A team in the Medical Device Design class taught by Yale Orthopaedics & Rehabilitation faculty has won a $30,000 grant for a design developed in the class.
The team, Kyle Almquist YC ’20, Shelby Meckstroth, SPH ’20, Trevor Chan YC ’20, Nicholas Szabo YC ‘20, and Stephanie Blas-Lizarazo YC ’20, won the prize from the CT Innovations Biopipeline Fund, an organization that provides seed funding to potential startups from Connecticut-based universities. The students were focused on designing an adjustable angle retractor, which is used to address traumatic foot fractures.
The fractures represent nearly 40 percent of all lower extremity injuries, so the team was addressing a clinical need that had been presented by surgeons and others from Yale New Haven Hospital, said Steven Tommasini, who co-teaches the Medical Device Design class along with Assistant Professor Daniel Wiznia, MD.

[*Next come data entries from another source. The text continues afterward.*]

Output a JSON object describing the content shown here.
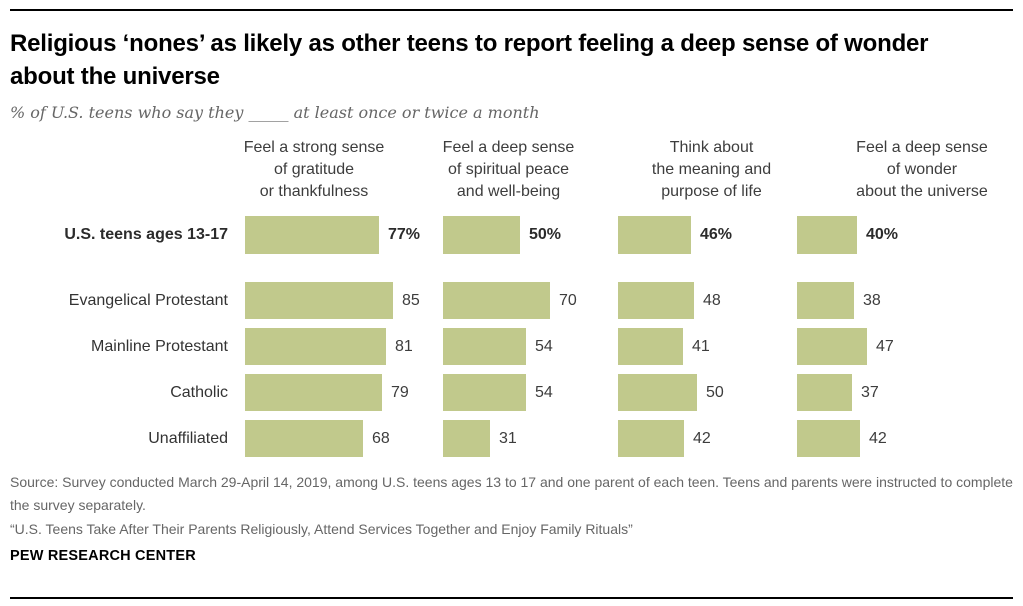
{
  "chart_data": {
    "type": "bar",
    "orientation": "horizontal",
    "title": "Religious ‘nones’ as likely as other teens to report feeling a deep sense of wonder about the universe",
    "subtitle": "% of U.S. teens who say they _____ at least once or twice a month",
    "categories": [
      "U.S. teens ages 13-17",
      "Evangelical Protestant",
      "Mainline Protestant",
      "Catholic",
      "Unaffiliated"
    ],
    "series": [
      {
        "name": "Feel a strong sense of gratitude or thankfulness",
        "values": [
          77,
          85,
          81,
          79,
          68
        ]
      },
      {
        "name": "Feel a deep sense of spiritual peace and well-being",
        "values": [
          50,
          70,
          54,
          54,
          31
        ]
      },
      {
        "name": "Think about the meaning and purpose of life",
        "values": [
          46,
          48,
          41,
          50,
          42
        ]
      },
      {
        "name": "Feel a deep sense of wonder about the universe",
        "values": [
          40,
          38,
          47,
          37,
          42
        ]
      }
    ],
    "value_labels_shown": true,
    "first_row_value_suffix": "%",
    "xlim": [
      0,
      100
    ],
    "grid": false,
    "legend_position": "none",
    "bar_color": "#C1C98C"
  },
  "header": {
    "title": "Religious ‘nones’ as likely as other teens to report feeling a deep sense of wonder\nabout the universe",
    "subtitle": "% of U.S. teens who say they _____ at least once or twice a month"
  },
  "columns": [
    {
      "heading": "Feel a strong sense\nof gratitude\nor thankfulness",
      "scale": 1.74
    },
    {
      "heading": "Feel a deep sense\nof spiritual peace\nand well-being",
      "scale": 1.53
    },
    {
      "heading": "Think about\nthe meaning and\npurpose of life",
      "scale": 1.58
    },
    {
      "heading": "Feel a deep sense\nof wonder\nabout the universe",
      "scale": 1.49
    }
  ],
  "rows": [
    {
      "label": "U.S. teens ages 13-17",
      "emphasis": true,
      "values": [
        77,
        50,
        46,
        40
      ],
      "display": [
        "77%",
        "50%",
        "46%",
        "40%"
      ]
    },
    {
      "label": "Evangelical Protestant",
      "emphasis": false,
      "values": [
        85,
        70,
        48,
        38
      ],
      "display": [
        "85",
        "70",
        "48",
        "38"
      ]
    },
    {
      "label": "Mainline Protestant",
      "emphasis": false,
      "values": [
        81,
        54,
        41,
        47
      ],
      "display": [
        "81",
        "54",
        "41",
        "47"
      ]
    },
    {
      "label": "Catholic",
      "emphasis": false,
      "values": [
        79,
        54,
        50,
        37
      ],
      "display": [
        "79",
        "54",
        "50",
        "37"
      ]
    },
    {
      "label": "Unaffiliated",
      "emphasis": false,
      "values": [
        68,
        31,
        42,
        42
      ],
      "display": [
        "68",
        "31",
        "42",
        "42"
      ]
    }
  ],
  "footer": {
    "source": "Source: Survey conducted March 29-April 14, 2019, among U.S. teens ages 13 to 17 and one parent of each teen. Teens and parents were instructed to complete the survey separately.",
    "report": "“U.S. Teens Take After Their Parents Religiously, Attend Services Together and Enjoy Family Rituals”",
    "brand": "PEW RESEARCH CENTER"
  },
  "colors": {
    "bar": "#C1C98C",
    "title": "#000000",
    "subtitle": "#666666",
    "heading": "#3d3d3d",
    "label": "#333333",
    "source": "#666666",
    "rule": "#000000"
  }
}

“It is of paramount importance to distract and retract the bone fragments such that they remain completely collinear, with the exposed faces parallel to each other,” the team wrote in their design abstract. “In distraction, this provides the surgeon sufficient access to remove all of the damaged cartilage; in retraction, this ensures a complete, healthy fusing of the bones. Unfortunately, providing such linear movements is near-impossible with the current instruments commonly found in operating rooms.”
The funding allows the team to take their design to the next level. The team is in the process of building prototypes to test functionality and performance using cadaver tissue, Tommasini said. They are also looking to outsource the regulatory process to a larger corporation responsible for manufacturing the device and, along with Yale Office of Cooperative Research, looking to license the intellectual property to larger orthopedic device companies, as well.

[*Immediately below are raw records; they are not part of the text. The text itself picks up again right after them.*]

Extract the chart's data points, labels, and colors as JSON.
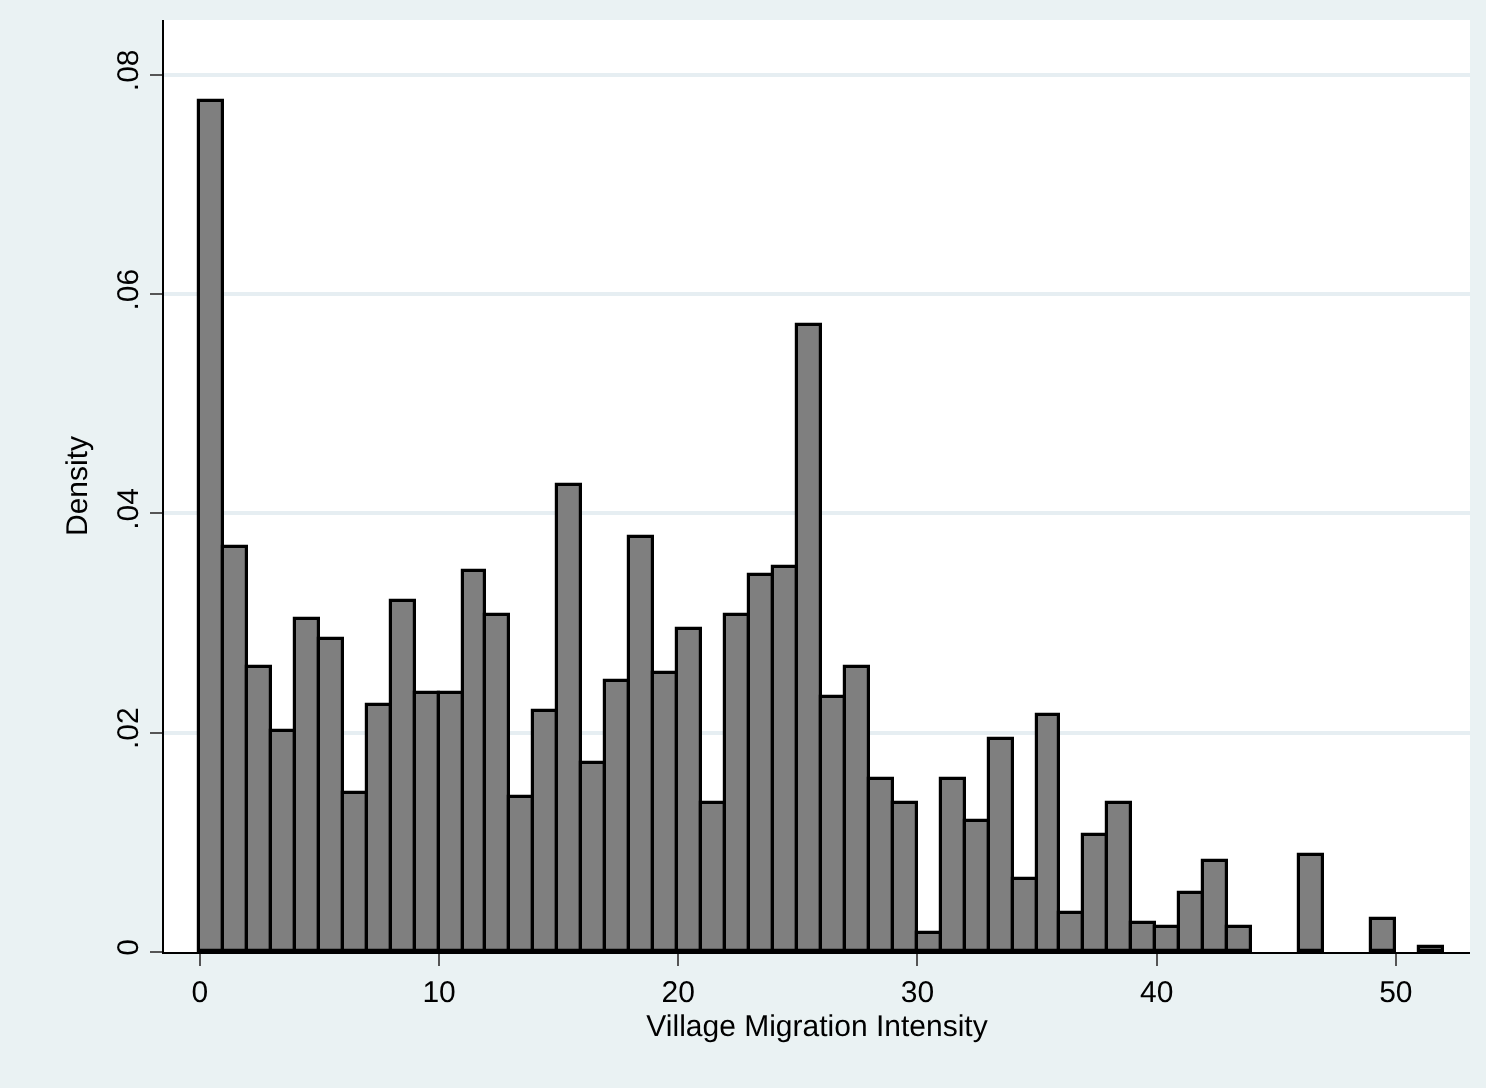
{
  "chart_data": {
    "type": "histogram",
    "xlabel": "Village Migration Intensity",
    "ylabel": "Density",
    "color": "#7f7f7f",
    "bins": [
      0,
      1,
      2,
      3,
      4,
      5,
      6,
      7,
      8,
      9,
      10,
      11,
      12,
      13,
      14,
      15,
      16,
      17,
      18,
      19,
      20,
      21,
      22,
      23,
      24,
      25,
      26,
      27,
      28,
      29,
      30,
      31,
      32,
      33,
      34,
      35,
      36,
      37,
      38,
      39,
      40,
      41,
      42,
      43,
      44,
      45,
      46,
      47,
      48,
      49,
      50,
      51,
      52
    ],
    "values": [
      0.0776,
      0.0368,
      0.0259,
      0.0201,
      0.0302,
      0.0285,
      0.0145,
      0.0224,
      0.032,
      0.0236,
      0.0236,
      0.0346,
      0.0307,
      0.014,
      0.0219,
      0.0425,
      0.0172,
      0.0246,
      0.0377,
      0.0254,
      0.0294,
      0.0135,
      0.0307,
      0.0343,
      0.0351,
      0.0571,
      0.0232,
      0.0259,
      0.0157,
      0.0135,
      0.0016,
      0.0157,
      0.0119,
      0.0193,
      0.0065,
      0.0216,
      0.0035,
      0.0105,
      0.0135,
      0.0025,
      0.0021,
      0.0053,
      0.0083,
      0.0021,
      0,
      0,
      0.0087,
      0,
      0,
      0.003,
      0,
      0.0004
    ],
    "xlim": [
      -1.5,
      53.1
    ],
    "ylim": [
      0,
      0.085
    ],
    "xticks": [
      0,
      10,
      20,
      30,
      40,
      50
    ],
    "yticks": [
      0,
      {
        "value": 0.02,
        "label": ".02"
      },
      {
        "value": 0.04,
        "label": ".04"
      },
      {
        "value": 0.06,
        "label": ".06"
      },
      {
        "value": 0.08,
        "label": ".08"
      }
    ],
    "grid": "y"
  }
}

“We were already impressed with how quickly they learned to use CAD and finite element software to design their device,” Tommasini said. “The award is just validation of their hard work and clever design.”
The team has also won $1,000 in funding from the Rothberg Catalyzer Prototype Fund sponsored by the Tsai Center for Innovative Thinking at Yale (Tsai CITY) in collaboration with the Yale Center for Biomedical Innovation and Technology (CBIT).